There is nothing that can happened to me or my loved ones that can rob me of a happy, content, loving intimate relationship with my God. It is only pride thinking I know best and trying to be god to everyone around me.  Yes of course we feel the pain and suffering of life but our rest, joy and happiness is not because of our circumstances of life but in the life Himself.  Our peace and love is contained in the person of Christ living His life through us.

My grandchildren were so dependent on us.  The would say can I do this mem, pop?  They laughed out loud and they danced and they would sing.  They didn't care who was watching them, they were just enjoying the moment.  They played in mud puddles, dove in the waves at the ocean, they were silly and funny, they jumped and skipped. We let them sleep in the room with us, making pallets on the floor.  We didn't have to worry if they got enough sleep.  They fell asleep as soon as their precious eyes were close.
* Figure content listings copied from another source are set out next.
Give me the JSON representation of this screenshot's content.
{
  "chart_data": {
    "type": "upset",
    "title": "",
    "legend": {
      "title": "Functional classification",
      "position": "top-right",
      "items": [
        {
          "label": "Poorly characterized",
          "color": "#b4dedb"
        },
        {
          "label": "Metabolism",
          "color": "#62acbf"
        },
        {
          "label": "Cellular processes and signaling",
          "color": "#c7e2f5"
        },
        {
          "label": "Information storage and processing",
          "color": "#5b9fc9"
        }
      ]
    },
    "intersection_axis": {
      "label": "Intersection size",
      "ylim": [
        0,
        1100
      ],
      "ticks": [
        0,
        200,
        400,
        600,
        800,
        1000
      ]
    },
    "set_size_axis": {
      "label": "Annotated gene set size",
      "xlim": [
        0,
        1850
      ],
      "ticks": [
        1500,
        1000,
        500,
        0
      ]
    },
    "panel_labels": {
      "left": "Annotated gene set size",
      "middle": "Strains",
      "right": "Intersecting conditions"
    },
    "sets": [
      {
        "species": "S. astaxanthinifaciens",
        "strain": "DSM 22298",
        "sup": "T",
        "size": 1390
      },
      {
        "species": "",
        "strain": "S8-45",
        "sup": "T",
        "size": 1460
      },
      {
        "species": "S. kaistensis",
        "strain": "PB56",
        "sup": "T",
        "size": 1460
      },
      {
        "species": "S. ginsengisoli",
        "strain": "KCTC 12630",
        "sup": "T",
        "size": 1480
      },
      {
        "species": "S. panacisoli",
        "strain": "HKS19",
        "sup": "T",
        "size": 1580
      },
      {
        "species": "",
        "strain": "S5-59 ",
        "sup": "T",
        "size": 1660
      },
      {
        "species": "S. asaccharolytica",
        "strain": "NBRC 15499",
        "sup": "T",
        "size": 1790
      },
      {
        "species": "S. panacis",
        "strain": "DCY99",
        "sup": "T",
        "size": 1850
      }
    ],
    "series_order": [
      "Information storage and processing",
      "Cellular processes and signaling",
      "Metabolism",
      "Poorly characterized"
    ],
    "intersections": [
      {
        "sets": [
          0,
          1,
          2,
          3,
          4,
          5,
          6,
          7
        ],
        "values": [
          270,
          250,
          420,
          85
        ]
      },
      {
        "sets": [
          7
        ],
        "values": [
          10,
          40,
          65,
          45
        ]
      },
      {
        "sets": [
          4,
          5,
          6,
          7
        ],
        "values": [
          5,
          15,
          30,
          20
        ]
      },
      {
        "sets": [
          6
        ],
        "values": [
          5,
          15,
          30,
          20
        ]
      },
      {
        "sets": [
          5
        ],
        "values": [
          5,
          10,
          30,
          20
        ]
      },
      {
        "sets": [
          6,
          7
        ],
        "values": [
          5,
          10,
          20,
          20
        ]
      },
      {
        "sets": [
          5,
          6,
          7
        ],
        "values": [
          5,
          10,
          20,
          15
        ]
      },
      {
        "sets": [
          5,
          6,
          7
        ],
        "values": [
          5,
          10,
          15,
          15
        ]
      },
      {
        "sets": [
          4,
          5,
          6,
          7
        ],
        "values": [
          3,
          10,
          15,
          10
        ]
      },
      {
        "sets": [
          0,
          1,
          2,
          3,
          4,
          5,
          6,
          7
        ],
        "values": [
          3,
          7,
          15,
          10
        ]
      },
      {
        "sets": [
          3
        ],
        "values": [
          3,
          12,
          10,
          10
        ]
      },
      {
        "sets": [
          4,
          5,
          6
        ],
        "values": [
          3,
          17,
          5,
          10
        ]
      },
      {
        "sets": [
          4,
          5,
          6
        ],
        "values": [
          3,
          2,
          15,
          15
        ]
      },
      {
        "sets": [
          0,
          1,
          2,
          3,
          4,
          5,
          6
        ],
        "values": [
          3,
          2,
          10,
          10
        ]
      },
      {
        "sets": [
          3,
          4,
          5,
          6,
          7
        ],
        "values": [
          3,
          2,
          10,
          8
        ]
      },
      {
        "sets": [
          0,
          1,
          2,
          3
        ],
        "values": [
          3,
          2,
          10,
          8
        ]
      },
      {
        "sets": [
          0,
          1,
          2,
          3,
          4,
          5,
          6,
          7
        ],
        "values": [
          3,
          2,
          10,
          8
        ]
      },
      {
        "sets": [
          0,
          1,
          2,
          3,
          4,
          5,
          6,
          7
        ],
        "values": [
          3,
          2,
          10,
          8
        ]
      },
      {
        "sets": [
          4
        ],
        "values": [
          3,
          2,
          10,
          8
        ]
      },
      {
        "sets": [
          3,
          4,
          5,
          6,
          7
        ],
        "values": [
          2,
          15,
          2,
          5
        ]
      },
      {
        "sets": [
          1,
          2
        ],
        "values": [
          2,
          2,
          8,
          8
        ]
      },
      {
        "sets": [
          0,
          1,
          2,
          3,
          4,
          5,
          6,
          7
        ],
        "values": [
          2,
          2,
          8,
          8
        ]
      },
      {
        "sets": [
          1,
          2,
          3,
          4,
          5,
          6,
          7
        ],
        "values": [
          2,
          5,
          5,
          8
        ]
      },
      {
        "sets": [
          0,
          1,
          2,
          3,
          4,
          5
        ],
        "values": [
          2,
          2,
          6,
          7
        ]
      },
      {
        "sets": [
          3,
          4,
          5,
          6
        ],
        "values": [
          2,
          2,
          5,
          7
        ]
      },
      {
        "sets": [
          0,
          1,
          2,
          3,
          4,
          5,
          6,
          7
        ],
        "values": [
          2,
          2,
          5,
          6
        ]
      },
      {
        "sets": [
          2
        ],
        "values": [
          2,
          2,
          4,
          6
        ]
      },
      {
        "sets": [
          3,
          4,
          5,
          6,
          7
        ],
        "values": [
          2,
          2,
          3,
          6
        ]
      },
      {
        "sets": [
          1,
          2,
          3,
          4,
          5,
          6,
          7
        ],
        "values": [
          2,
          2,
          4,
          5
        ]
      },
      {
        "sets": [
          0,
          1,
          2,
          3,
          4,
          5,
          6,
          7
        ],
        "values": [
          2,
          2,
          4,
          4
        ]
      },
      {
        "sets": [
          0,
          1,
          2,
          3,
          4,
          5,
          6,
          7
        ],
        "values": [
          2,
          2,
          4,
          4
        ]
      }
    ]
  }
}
They were enjoying life and what God had given them.  They were not worried about tomorrow or felt burdened by yesterday.  They wanted to live and let live.  They ate ice-cream and cookies and were so active they didn't have to be concerned with their weight.  They rode horses and jumped on the trampoline.  They weren't concerned about what others said about them, they were contagious.  It was catching.  Life was fun and funny.  It kept slipping through our hands to others so we had to keep filling our hands full.

Since then I have reflected on our times together and ask the Lord to help me know what it is to have a child like faith and joy again.  To know that everything that happens is sifted through fingers of love.  I can relax, live and love people again.  I won't break if I crack a smile or give a hug or even catch fireflies in the dark.  I can risk it all and be happy in the life of the one who is life.  I can quit trying to control my life and my families to be happy.  I can just let it happen.  We had serious times, like when we prayed but even then we had a smile on our face and love in our hearts.

I miss their joy and their laughter.  I can only imagine how the Father has missed me.  I want to enjoy and delight in Him with no fears of what tomorrow may bring.  If God is indeed in control and has a perfect plan for me and my loved ones, why should I worry.  The game is over and we won!  Lets celebrate.